10.07.2009

Six in the Morning

1. CANWEST GETS PROTECTION FOR POST AND GLOBAL: A judge has granted Canwest protection for the Global and National Post portions of its media empire as the company struggles to restructure its $3.9 billion debt. (CBC)

2. SPAMMERS TRY TO WATERDOWN ANTI-SPAM LAW: Lobbyists for on-line marketers -- the spam lobby, that is -- are urging Ottawa to include loopholes in their tough anti-spam laws that're working their way to the House of Commons. How're they doing this? I'm guessing lots and lots of emails and phonecalls to MPs. (Globe and Mail)

3. SASKPOWER TO HIKE RATES: SaskPower warns it'll have to hike rates in order to pay for new capacity to cope with Saskatchewan's growing population, and because they have to work to curb carbon emissions, and because they have to replace a lot of aging infrastructure. When can we expect the hikes? At some point over the next 20 years. Thanks for the heads up, guys. I'll put it in my calendar. Oh, and don't think for one second this announcement has anything to do with warming us up to the idea of building a nuclear reactor in the province. I'm sure that has nothing to do with it. (Leader Post)

4. HUGE DINO PRINTS FOUND IN FRANCE: Paleontologists in eastern France report they've uncovered some of the largest sauropod prints ever. (Globe and Mail)

5. U.S. TO DERAIL CLIMATE TALKS: The US is threatening to derail climate change talks in Copenhagen (Phew! Saves Canada the trouble) because it (the US) doesn't want the Kyoto Protocol targets included in the new agreement. China is not pleased. This bickering goes on as big corporations like Apple are pulling out of the US Chamber of Commerce in protest of that organization's lobbying to undermine climate legislation in the States. (Guardian)

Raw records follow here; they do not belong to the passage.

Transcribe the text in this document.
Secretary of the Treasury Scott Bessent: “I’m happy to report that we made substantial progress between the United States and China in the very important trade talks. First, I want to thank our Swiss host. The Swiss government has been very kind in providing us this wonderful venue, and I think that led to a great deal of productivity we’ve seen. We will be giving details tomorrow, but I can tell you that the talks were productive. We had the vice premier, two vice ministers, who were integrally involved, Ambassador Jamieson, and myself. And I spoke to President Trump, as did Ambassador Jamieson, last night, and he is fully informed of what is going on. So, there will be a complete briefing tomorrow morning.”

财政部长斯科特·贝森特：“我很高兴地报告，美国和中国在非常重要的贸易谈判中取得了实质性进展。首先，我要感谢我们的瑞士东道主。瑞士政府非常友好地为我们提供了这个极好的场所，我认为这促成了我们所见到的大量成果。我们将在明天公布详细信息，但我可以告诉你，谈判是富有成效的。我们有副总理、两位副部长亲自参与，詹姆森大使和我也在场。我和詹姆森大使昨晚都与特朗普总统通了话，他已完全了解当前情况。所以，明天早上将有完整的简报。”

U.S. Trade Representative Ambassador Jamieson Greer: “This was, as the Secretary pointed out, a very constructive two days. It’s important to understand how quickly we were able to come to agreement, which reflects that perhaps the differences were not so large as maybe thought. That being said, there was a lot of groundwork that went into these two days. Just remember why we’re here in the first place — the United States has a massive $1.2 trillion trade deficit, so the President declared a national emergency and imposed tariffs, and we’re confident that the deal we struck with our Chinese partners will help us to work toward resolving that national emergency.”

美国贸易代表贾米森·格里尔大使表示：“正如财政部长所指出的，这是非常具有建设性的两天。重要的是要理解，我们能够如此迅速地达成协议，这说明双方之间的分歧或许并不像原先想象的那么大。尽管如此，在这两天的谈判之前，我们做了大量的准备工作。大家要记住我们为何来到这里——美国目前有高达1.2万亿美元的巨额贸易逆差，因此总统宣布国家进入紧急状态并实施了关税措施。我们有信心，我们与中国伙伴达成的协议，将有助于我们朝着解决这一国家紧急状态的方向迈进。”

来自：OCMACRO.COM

6. UPPER CLASS TWIT: Today's the day Christopher Walter, the Viscount of Monkton, presents his screed against science, Apocalypse Cancelled, at the University of Regina. Now, I could go off on a profanity-fueled rage about how every single thing the man has to say on the subject of climate change is likely fraudulent (check this link out too). Or I could note that, yes, he was an advisor to Margaret Thatcher but not, as far as I can tell, a science advisor despite what the organizers of this lecture claim because, you see, he isn't a scientist -- he's a part time "journalist" which means he's about as qualified to speak on the subject as I am (meaning: he isn't), the only difference being, I won't charge you $60 to listen to my incoherent babbling. Or I could demonstrate what a pathetic little toad he is by writing about his attempts to pass himself off as a member of the British House of Lords (he isn't) and as a winner of the Nobel Prize (he didn't). Or I could relate an amusing anecdote about the Viscount in which he invents and markets a puzzle so complex (he claims) that he offers a million pounds to the person who can solve it....... which an unemployed mathematician does just over a year after the puzzle is released and then the Viscount can't pay out the prize money. Or I could mention that he's written that all AIDS sufferers should be quarantined. I could do all those things. Or I could just direct your attention to the photo of the Viscount that accompanies this item and then to this Monty Python sketch and leave it at that....

2 comments:

Stephen Whitworth said...

Interestingly, Maggie thatcher was not a climate change denier. Sure she was an evil, right-wing big-business-loving warmongering monster, but she wasn't a climate change denier.

Didn't Rosie already do twit Olympics?

Stephen Whitworth said...

Interesting story on Thatcher here, in the Guardian: http://www.guardian.co.uk/environment/2005/jun/30/climatechange.climatechangeenvironment1

Also, yes Rosie already posted the video although this version is better. (And nice narratively, to boot.)